Nice was was fifteen minutes from where we shot the film. And it’s really a little strange to have this thing happening in the French Riviera, where I imagined the film a year and a half ago. There’s this idea that chaos comes home, which is the major idea of the film.
You wrote Mustang with Deniz Gamze Ergüven and worked on Disorder’s screenplay with a group of collaborators and consultants. What does working with others during the scripting phase contribute to your own filmmaking process?
I think it’s important to confront yourself with another. But at the same time, I feel really different writing for me than I do writing for someone else. [Mustang] was a story of a friendship that I wrote with Deniz because we were so close. We had a lot of fun writing the script and we were laughing all the time. Even if the story was tough in a way, we were trying to find ways to make jokes and I could connect with her story. Of course, I was not raised in Turkey. But I was raised with four cousins so I could relate in a way to her story, which was a mix of her memories, my memories, and the reality of today’s Turkey. And I think we both identified with the wild energy of those girls. But for [Disorder] and the next film I’m writing, which is about an astronaut leaving earth, it was different. It’s different for each film.

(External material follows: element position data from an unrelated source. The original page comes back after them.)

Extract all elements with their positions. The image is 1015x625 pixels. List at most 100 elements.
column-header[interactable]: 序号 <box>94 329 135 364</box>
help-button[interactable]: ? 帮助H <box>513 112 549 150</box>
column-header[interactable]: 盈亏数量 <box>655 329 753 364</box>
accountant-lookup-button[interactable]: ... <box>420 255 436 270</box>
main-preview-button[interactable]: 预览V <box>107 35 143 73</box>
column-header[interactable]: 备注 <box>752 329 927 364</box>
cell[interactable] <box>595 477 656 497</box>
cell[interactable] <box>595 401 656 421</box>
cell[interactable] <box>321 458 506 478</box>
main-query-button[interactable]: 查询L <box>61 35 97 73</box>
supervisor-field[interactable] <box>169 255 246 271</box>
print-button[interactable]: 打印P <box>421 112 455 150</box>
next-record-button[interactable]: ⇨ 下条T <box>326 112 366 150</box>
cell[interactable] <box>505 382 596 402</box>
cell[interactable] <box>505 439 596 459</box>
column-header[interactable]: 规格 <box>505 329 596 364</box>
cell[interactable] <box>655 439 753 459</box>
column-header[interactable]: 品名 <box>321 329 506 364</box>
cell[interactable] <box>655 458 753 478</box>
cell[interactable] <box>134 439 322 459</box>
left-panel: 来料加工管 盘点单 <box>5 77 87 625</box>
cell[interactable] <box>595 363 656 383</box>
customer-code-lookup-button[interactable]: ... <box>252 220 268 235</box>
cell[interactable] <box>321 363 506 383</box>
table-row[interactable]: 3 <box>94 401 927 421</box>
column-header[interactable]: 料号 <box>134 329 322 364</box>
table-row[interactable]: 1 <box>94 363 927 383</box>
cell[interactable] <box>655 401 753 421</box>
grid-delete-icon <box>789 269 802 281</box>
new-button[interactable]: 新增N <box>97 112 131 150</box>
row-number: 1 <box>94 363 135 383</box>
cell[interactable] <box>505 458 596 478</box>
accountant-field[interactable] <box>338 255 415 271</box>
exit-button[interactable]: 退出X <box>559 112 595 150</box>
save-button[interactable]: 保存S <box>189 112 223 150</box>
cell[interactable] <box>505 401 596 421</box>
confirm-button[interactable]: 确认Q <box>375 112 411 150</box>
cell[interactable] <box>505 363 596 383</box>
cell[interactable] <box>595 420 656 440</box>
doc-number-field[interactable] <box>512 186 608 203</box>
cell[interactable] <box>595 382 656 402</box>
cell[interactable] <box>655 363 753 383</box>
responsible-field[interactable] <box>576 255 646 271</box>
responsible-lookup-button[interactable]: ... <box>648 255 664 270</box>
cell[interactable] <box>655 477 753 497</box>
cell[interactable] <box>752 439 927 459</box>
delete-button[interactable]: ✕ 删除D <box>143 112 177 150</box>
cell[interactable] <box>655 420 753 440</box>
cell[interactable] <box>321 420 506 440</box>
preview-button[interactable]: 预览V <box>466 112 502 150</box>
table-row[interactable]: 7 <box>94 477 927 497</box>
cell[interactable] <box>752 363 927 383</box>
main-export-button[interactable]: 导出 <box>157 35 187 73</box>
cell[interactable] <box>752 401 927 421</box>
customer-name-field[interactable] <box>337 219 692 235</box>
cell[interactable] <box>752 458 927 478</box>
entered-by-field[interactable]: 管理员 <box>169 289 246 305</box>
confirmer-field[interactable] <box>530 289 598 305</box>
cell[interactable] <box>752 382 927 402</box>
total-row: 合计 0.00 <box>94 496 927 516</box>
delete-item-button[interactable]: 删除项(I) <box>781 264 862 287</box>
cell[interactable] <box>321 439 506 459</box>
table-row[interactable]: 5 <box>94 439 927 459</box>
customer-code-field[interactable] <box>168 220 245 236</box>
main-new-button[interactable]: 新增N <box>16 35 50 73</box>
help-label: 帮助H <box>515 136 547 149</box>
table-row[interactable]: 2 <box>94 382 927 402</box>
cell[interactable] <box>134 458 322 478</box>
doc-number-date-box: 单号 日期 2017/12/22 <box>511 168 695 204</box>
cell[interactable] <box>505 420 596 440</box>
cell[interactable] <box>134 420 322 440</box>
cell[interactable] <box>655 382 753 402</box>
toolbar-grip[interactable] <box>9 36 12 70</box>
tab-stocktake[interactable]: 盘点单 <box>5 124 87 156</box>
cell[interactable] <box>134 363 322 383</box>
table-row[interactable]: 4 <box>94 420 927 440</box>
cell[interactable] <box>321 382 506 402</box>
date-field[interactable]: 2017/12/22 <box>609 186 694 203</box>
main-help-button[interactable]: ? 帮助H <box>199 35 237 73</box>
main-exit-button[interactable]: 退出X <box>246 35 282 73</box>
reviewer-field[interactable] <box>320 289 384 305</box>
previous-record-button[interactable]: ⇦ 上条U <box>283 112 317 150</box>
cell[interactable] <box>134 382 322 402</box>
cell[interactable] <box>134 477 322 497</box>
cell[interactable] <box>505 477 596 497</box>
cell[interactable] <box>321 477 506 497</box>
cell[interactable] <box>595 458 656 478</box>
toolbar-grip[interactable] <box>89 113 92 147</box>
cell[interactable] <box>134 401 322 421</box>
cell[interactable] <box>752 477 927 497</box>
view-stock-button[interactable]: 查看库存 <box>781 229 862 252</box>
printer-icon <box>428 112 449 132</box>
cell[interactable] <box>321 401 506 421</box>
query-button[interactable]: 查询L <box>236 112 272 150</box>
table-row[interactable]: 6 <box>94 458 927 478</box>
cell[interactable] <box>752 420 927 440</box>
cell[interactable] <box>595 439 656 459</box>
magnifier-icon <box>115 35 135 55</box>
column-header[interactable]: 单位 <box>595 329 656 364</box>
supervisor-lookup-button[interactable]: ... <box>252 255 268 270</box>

So you’re working on a film about space. What other stories do you hope to bring to the screen or even see on the screen?
As you can see, the few films I’ve done are very different from each other. [But] you can feel that there is a connection. To me, film has to be really intimate, even if the subject seems very far away, like Turkey.
Yeah, space. Space is very far away but what I’m going to talk about is very intimate. And I think there are some people who are writing autobiographical things, but I couldn’t do it because I have to write fiction and imagine things that are very far away from me. I think about the Brontë sisters. They haven’t lived what they’re writing but they’re having fantasies about it and they live in these fantasies. I think I can do very different types of things — action movies, I don’t know, any type of film if I find an intimate connection.